Contudo, no caso em apreço, o estado de insolvência não decorrerá tão só da comparação de um passivo na ordem dos 987.000,00€ (passivo este relativamente ao qual haverá outros responsáveis solidários para além dos requerentes) com um ativo correspondente ao quinhão hereditário da devedora mulher, no valor de cerca de 38.000,00€, mas, sobretudo, pela sua notória falta de liquidez para assumir ou cumprir quaisquer outros compromissos para além dos necessários à sua sobrevivência diária.
Da própria leitura do requerimento inicial (embora aí omita mais de 900.000,00€ de passivo, que vem a ser reconhecido nos presentes autos), resulta que a sua única fonte de rendimento (cada um auferindo rendimentos mensais a rondar a remuneração mínima mensal garantida[11]) é insuficiente para fazer face ao passivo já então vencido, e que, nas contas dos requerentes rondaria, então, os cerca de 85.000,00€.

O processo especial para acordo de pagamento destina-se a permitir ao devedor, que não sendo uma empresa e comprovadamente se encontre em situação económica difícil ou em situação de insolvência meramente iminente, estabelecer negociações com os respetivos credores de modo a concluir com estes acordo de pagamento (artigo 222º-A, CIRE).

Não definindo o Código o que pode entender-se por insolvência “iminente”, tratar-se-á necessariamente de um estado anterior à insolvência, o que nos remete para a noção de insolvência, definida pelo nº 1 do artigo 3º CIRE como a situação “do devedor que se encontre impossibilitado de cumprir as suas obrigações vencidas”.

A insolvência iminente é a situação em que é possível prever/antever que o estará impossibilitado de cumprir as suas obrigações num futuro próximo, designadamente quando se vencerem estas obrigações[12].

Já a situação económica difícil é definida pelo artigo 222º-B como a situação do devedor que “encontrar dificuldade séria para cumprir pontualmente as suas obrigações, designadamente por ter falta de liquidez ou por não conseguir obter crédito”.

Segundo Nuno Salazar Casanova e David Serqueira Dinis[13], na situação económica difícil o devedor não poderá estar impossibilitado de cumprir a generalidade das suas obrigações.

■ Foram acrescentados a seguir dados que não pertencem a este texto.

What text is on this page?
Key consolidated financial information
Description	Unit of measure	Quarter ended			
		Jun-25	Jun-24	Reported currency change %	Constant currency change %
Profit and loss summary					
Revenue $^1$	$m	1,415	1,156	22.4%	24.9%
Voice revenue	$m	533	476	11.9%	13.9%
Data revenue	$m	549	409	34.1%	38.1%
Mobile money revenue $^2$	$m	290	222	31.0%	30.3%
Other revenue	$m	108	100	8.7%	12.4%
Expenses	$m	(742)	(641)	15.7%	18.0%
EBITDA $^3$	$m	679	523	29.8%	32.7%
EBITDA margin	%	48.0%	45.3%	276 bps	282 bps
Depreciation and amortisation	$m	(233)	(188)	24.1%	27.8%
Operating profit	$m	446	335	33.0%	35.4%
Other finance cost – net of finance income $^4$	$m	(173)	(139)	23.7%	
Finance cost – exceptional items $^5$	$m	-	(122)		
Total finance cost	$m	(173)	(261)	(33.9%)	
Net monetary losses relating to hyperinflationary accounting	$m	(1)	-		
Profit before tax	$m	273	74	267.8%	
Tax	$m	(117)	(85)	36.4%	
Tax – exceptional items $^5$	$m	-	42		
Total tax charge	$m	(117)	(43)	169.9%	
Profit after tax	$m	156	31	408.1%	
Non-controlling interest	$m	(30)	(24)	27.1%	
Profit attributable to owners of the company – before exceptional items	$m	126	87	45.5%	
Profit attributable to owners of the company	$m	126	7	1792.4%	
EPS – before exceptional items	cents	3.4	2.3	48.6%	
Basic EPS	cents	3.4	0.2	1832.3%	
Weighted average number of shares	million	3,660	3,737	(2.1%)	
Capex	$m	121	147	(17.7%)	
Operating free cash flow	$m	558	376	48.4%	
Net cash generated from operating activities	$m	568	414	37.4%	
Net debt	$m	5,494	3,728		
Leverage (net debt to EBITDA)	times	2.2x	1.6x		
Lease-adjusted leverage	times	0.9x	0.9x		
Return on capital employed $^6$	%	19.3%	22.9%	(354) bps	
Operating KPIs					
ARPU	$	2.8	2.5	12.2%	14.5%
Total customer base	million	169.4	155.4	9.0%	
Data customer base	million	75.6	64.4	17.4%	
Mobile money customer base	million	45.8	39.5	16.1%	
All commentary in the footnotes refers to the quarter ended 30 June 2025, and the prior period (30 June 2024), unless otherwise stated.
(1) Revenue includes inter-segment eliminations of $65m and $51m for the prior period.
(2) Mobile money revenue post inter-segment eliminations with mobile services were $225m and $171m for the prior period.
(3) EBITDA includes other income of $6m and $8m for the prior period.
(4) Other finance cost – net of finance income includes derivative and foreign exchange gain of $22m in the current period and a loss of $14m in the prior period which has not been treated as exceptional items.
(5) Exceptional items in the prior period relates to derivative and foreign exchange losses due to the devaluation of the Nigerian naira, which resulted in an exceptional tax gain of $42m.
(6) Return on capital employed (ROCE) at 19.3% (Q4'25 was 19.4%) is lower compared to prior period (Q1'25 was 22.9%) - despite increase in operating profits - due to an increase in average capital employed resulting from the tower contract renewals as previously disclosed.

Pode cumpri-las, ainda que com sérias dificuldades, designadamente, por falta de liquidez ou por não conseguir obter crédito. “É o caso de o devedor que tem património para responder perante as suas dívidas, mas não tem fundos suficientes e, como tal, apenas consegue extinguir as suas obrigações, através de pagamentos em espécie, dações em cumprimento ou cessão de créditos ou outros direitos (o que pressupõe o acordo de credores) ou vendendo os seus ativos a um preço abaixo do valor de mercado a fim de obter liquidez imediata”.

Não é o incumprimento, ainda que generalizado, das suas obrigações vencidas, que carateriza a situação de insolvência, mas a “impossibilidade de cumprimento”, impossibilidade esta que não se reporta ao conceito de incumprimento tal como é definido pelo direito civil[14].

O termo impossibilidade é mais económico-financeiro do que técnico jurídico. Ele reporta-se à falta de meios económicos, em particular numerário, ou à falta de meios financeiros da empresa (porque goza de crédito), nos quais se incluem as possibilidades de financiamento que, uma vez mobilizadas, permitiriam fazer face às suas obrigações vencidas assegurando a sua viabilidade económica[15].

Tal como a doutrina vem entendendo, o incumprimento é um facto, enquanto a insolvência é um estado ou uma situação patrimonial do devedor[16].

O estado de insolvência exige um plus em relação ao incumprimento: enquanto este se refere a uma só obrigação individualmente considerada, a insolvência tem em consideração o património do devedor, assumindo um carater geral[17].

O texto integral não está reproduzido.